Et si les politiques français tweetaient comme Donald Trump ?
Son entrée en campagne n'a pas empêché Donald Trump de publier des tweets injurieux et diffamants, sans que cela ne lui cause des ennuis judiciaires. Serait-ce possible en France ?
"Bidon", "arnaque", "corrompu", "incompétent", "insignifiant", "idiot", "mauvais", "menteur", "tricheur", "pourri"... Au cours de la campagne pour la présidentielle américaine, Donald Trump a étalé sur Twitter son langage fleuri. Depuis l'annonce de sa candidature en juin 2015, il a insulté via le réseau social pas moins de 281 personnes : Hillary Clinton, bien sûr, mais aussi des candidats à la primaire républicaine, des adversaires politiques, des célébrités ou des journalistes. Des centaines et des centaines d'insultes et d'attaques ad hominem compilées par le New York Times, et traduites par franceinfo, vendredi 28 octobre. Sans que cela ne lui cause pour le moment le moindre ennui judiciaire.
De l'autre côté de l'Atlantique, la liberté d'expression est sacrée. Elle est régie par le premier amendement de la Constitution américaine. "C'est l'un des droits fondamentaux. Les juridictions ont beaucoup de réserve à l'idée de porter atteinte ou d'encadrer cette liberté", explique Valère Ndior, maître de conférences à l'université Toulouse-1 et directeur de l'ouvrage Droit et réseaux sociaux (éd. Lextenso, 2016). Si les propos ne versent pas très clairement dans l'antisémitisme, le racisme, l'homophobie, ou ne constituent pas un appel explicite à la violence, "il est difficile d'envisager une action", résume le juriste.

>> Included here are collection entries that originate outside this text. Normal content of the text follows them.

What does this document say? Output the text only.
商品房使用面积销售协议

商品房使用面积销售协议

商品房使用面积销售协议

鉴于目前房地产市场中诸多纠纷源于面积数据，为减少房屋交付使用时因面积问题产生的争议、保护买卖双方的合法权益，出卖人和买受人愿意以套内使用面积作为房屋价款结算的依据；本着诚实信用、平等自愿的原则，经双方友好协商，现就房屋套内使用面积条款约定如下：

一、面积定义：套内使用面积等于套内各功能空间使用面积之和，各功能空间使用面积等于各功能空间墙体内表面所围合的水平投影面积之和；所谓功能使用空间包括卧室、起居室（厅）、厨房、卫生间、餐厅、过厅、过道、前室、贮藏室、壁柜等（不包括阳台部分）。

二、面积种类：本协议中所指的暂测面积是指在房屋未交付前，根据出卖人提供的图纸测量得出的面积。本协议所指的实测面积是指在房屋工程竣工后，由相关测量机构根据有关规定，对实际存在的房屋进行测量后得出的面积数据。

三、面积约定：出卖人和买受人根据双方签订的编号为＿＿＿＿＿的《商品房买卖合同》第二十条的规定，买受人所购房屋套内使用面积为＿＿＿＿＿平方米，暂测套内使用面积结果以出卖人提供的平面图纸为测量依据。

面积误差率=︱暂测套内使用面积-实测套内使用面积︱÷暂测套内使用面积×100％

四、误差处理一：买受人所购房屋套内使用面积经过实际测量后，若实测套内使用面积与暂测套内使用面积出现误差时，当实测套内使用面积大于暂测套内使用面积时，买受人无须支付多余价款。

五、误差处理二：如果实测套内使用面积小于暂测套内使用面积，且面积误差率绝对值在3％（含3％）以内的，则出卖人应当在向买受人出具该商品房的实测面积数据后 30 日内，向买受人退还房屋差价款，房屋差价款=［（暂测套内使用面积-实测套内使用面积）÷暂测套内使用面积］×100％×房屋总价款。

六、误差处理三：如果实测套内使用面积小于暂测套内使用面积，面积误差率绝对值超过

Mais en France, que se passerait-il si les candidats à l'élection présidentielle se mettaient à tweeter comme Donald Trump ? Pourraient-il s'en prendre à leurs adversaires avec autant de virulence ?
"Des actions en justice ne seraient pas à écarter"

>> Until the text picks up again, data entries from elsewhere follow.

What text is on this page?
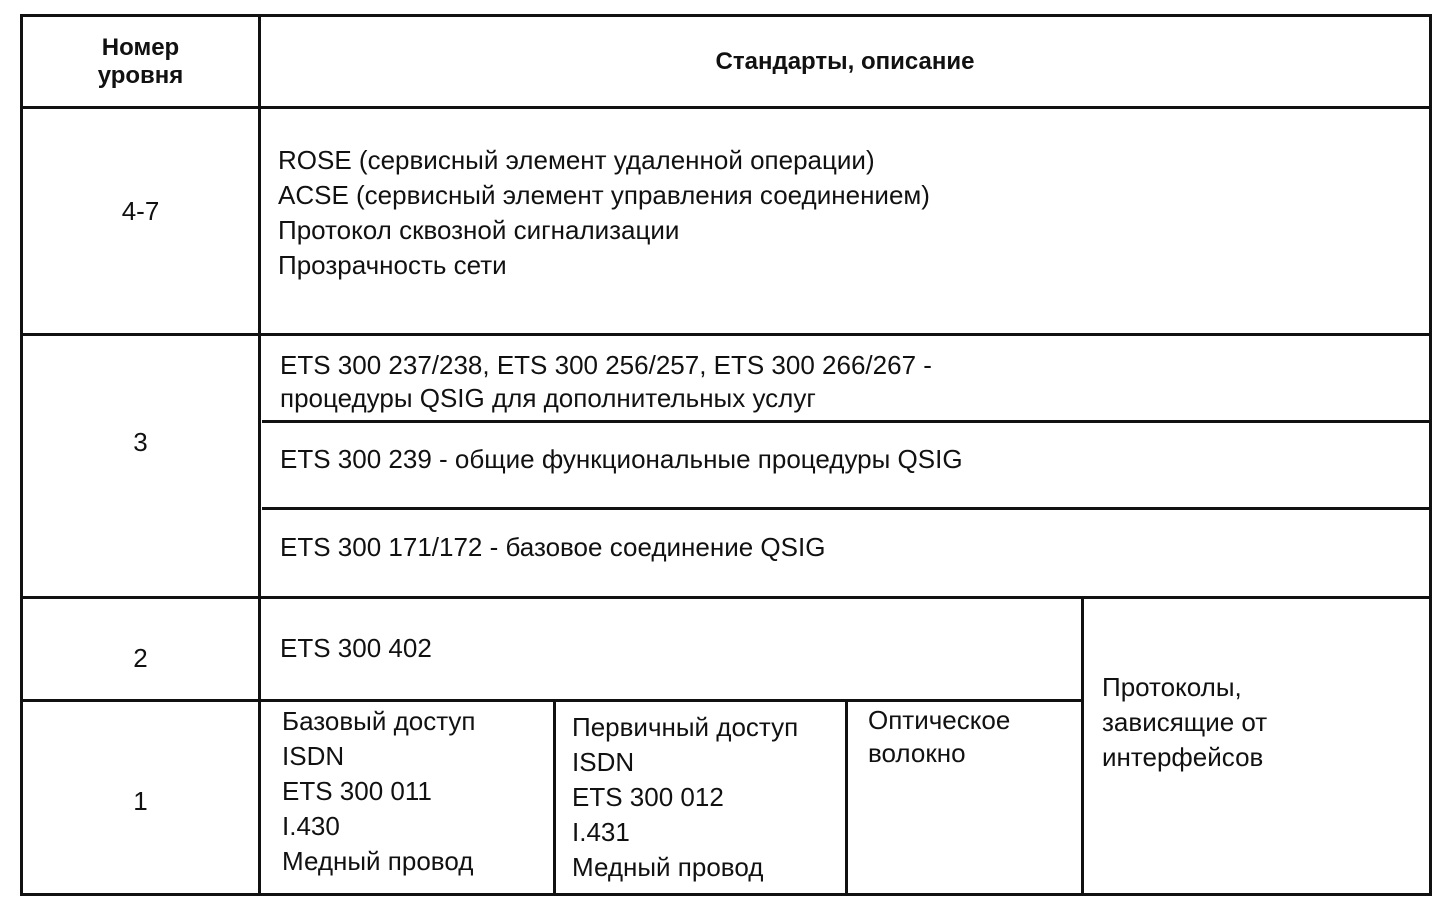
Номер
уровня
Стандарты, описание
4-7
ROSE (сервисный элемент удаленной операции)
ACSE (сервисный элемент управления соединением)
Протокол сквозной сигнализации
Прозрачность сети
3
ETS 300 237/238, ETS 300 256/257, ETS 300 266/267 -
процедуры QSIG для дополнительных услуг
ETS 300 239 - общие функциональные процедуры QSIG
ETS 300 171/172 - базовое соединение QSIG
2	ETS 300 402
1
Базовый доступ
ISDN
ETS 300 011
I.430
Медный провод
Первичный доступ
ISDN
ETS 300 012
I.431
Медный провод
Оптическое
волокно
Протоколы,
зависящие от
интерфейсов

"Il faut reconnaître qu'en France, les hommes politiques font quand même preuve de plus de réserve sur les réseaux sociaux qu'un Donald Trump, euphémise Valère Ndior. D'ailleurs, généralement, ils s'empressent de supprimer leurs publications dès lors qu'ils s'aperçoivent qu'elles ont tendance à frôler l'injure." De fait, si l'un des candidats à l'élection présidentielle se muait en "Donald Trump à la française", "des actions en justice ne seraient pas à écarter", assure le juriste.
Dans le droit français, les comptes Twitter, comme les pages Facebook des politiques, sont considérés comme des espaces publics. "Les réseaux sociaux et internet sont en grande partie réglementés par la loi de 2004 pour la confiance en l'économie numérique : on applique sur les réseaux sociaux les règles relatives à la presse", précise Valère Ndior.

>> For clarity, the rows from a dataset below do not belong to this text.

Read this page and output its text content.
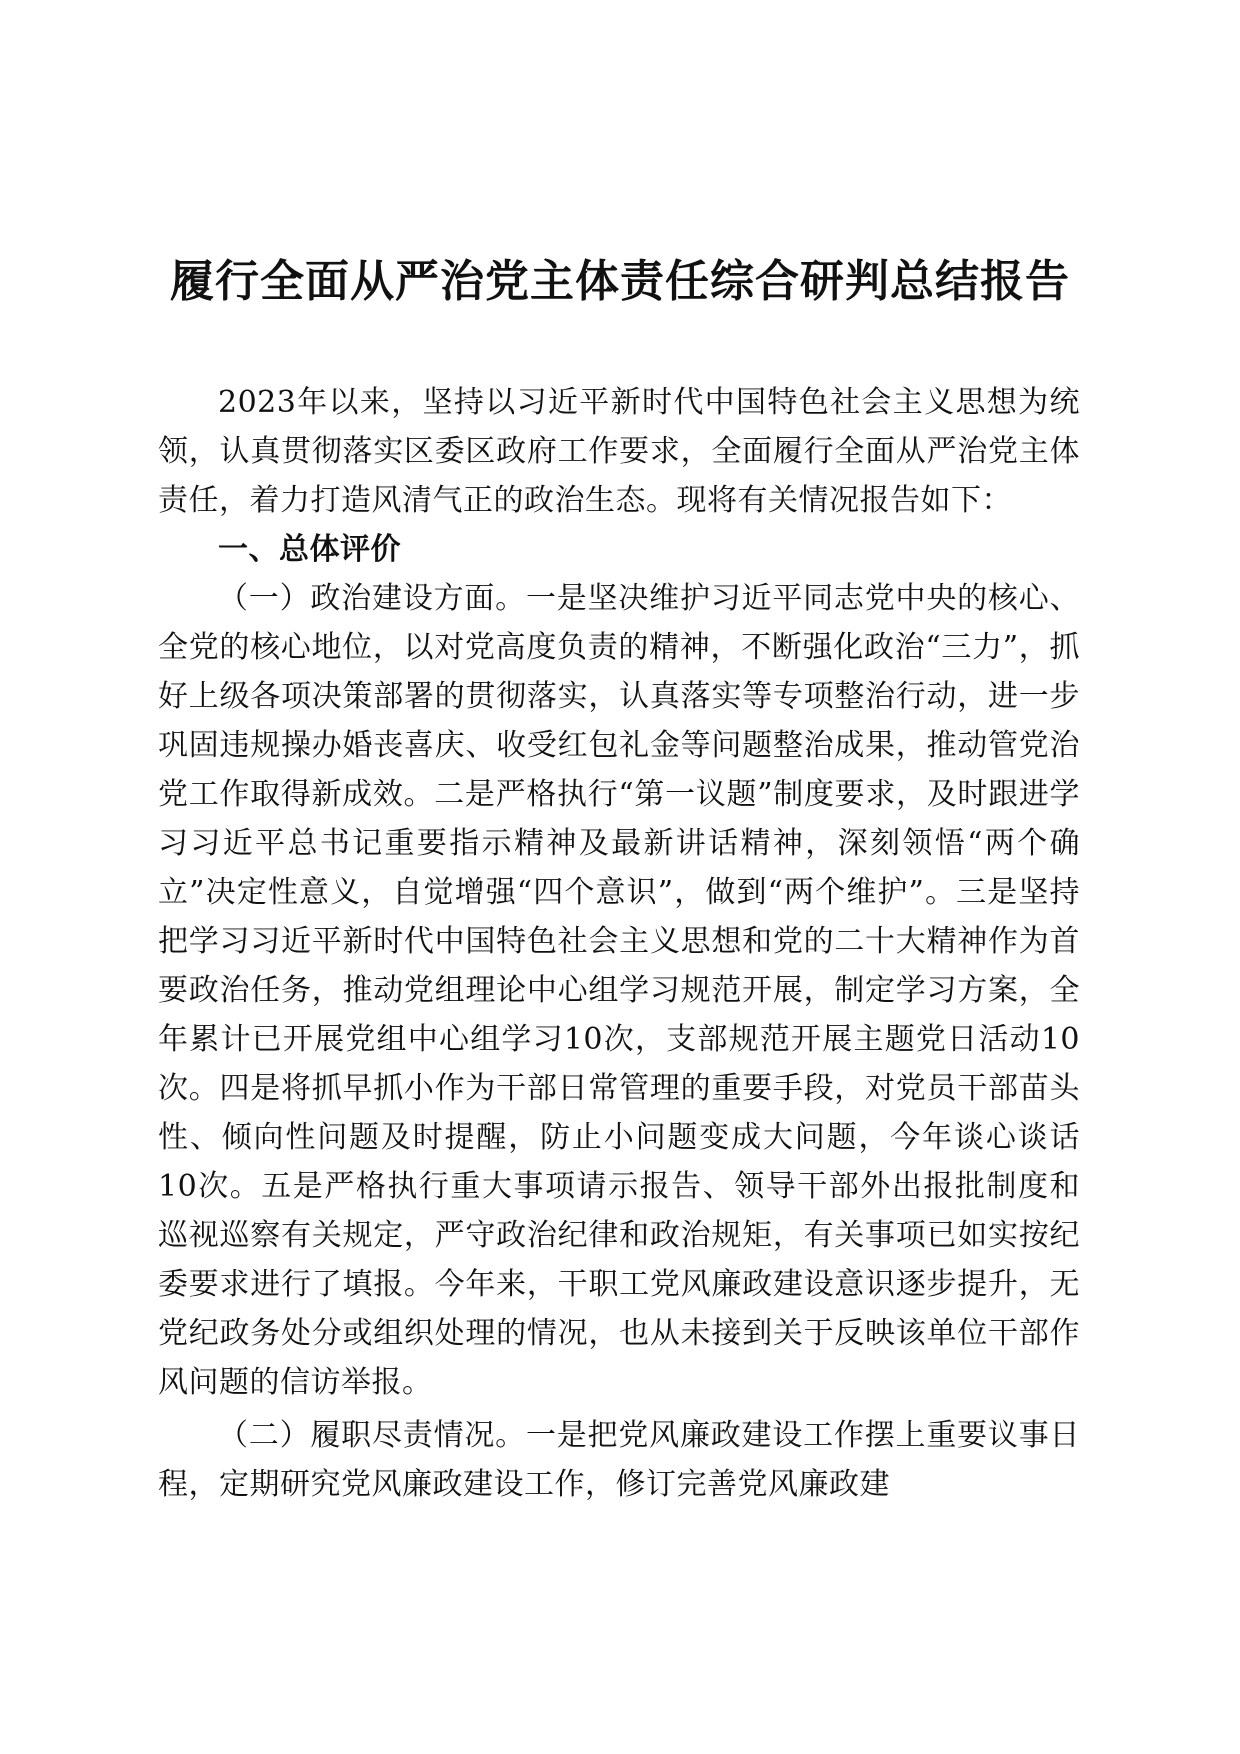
履行全面从严治党主体责任综合研判总结报告

2023年以来，坚持以习近平新时代中国特色社会主义思想为统领，认真贯彻落实区委区政府工作要求，全面履行全面从严治党主体责任，着力打造风清气正的政治生态。现将有关情况报告如下：

一、总体评价

（一）政治建设方面。一是坚决维护习近平同志党中央的核心、全党的核心地位，以对党高度负责的精神，不断强化政治“三力”，抓好上级各项决策部署的贯彻落实，认真落实等专项整治行动，进一步巩固违规操办婚丧喜庆、收受红包礼金等问题整治成果，推动管党治党工作取得新成效。二是严格执行“第一议题”制度要求，及时跟进学习习近平总书记重要指示精神及最新讲话精神，深刻领悟“两个确立”决定性意义，自觉增强“四个意识”，做到“两个维护”。三是坚持把学习习近平新时代中国特色社会主义思想和党的二十大精神作为首要政治任务，推动党组理论中心组学习规范开展，制定学习方案，全年累计已开展党组中心组学习10次，支部规范开展主题党日活动10次。四是将抓早抓小作为干部日常管理的重要手段，对党员干部苗头性、倾向性问题及时提醒，防止小问题变成大问题，今年谈心谈话10次。五是严格执行重大事项请示报告、领导干部外出报批制度和巡视巡察有关规定，严守政治纪律和政治规矩，有关事项已如实按纪委要求进行了填报。今年来，干职工党风廉政建设意识逐步提升，无党纪政务处分或组织处理的情况，也从未接到关于反映该单位干部作风问题的信访举报。

（二）履职尽责情况。一是把党风廉政建设工作摆上重要议事日程，定期研究党风廉政建设工作，修订完善党风廉政建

Et en vertu de la loi du 29 juillet 1881, lorsqu'il traite un adversaire de "corrompu", de "menteur" ou clame que "sa place est en prison", Trump use de propos qui "pourraient tout à fait être sanctionnés". Car aux yeux du droit français, nombre de tweets du candidat républicain peuvent être considérés comme "outrageants" et "méprisants". "D'autre part, on frôle la diffamation quand Donald Trump semble porter atteinte à l'honneur et à la considération de la personne mentionnée", relève Valère Ndior. En France, un candidat risquerait alors jusqu'à 45 000 euros d'amende.
L'agressivité très mal perçue
Surtout, le personnel politique français sait qu'en campagne, "recourir publiquement à l'insulte est contre-productif", poursuit Christian Delporte, professeur d’histoire contemporaine à l'université de Versailles Saint-Quentin-en-Yvelines, spécialiste des médias et de la communication politique. Qui relève une exception : les extrêmes, "où l'on trouve un noyau très idéologisé, avec des partisans très fidèles à leurs leaders".
Dans notre pays, "l'insulte, comme l'agressivité sont très mal perçues", reprend Christian Delporte. Ce qui explique que, s'il arrive que certains s'insultent "dans le feu de l'action, dans la passion des débats, et notamment à l'Assemblée nationale", ils ne le font quasiment jamais sur Twitter, où les messages sont "l'expression d'une réaction à froid". "Les politiques peuvent être en colère, mais pas agressifs", résume Christian Delporte. Pour une raison très rationnelle : "L'agressivité est toujours perçue comme une perte de sang-froid."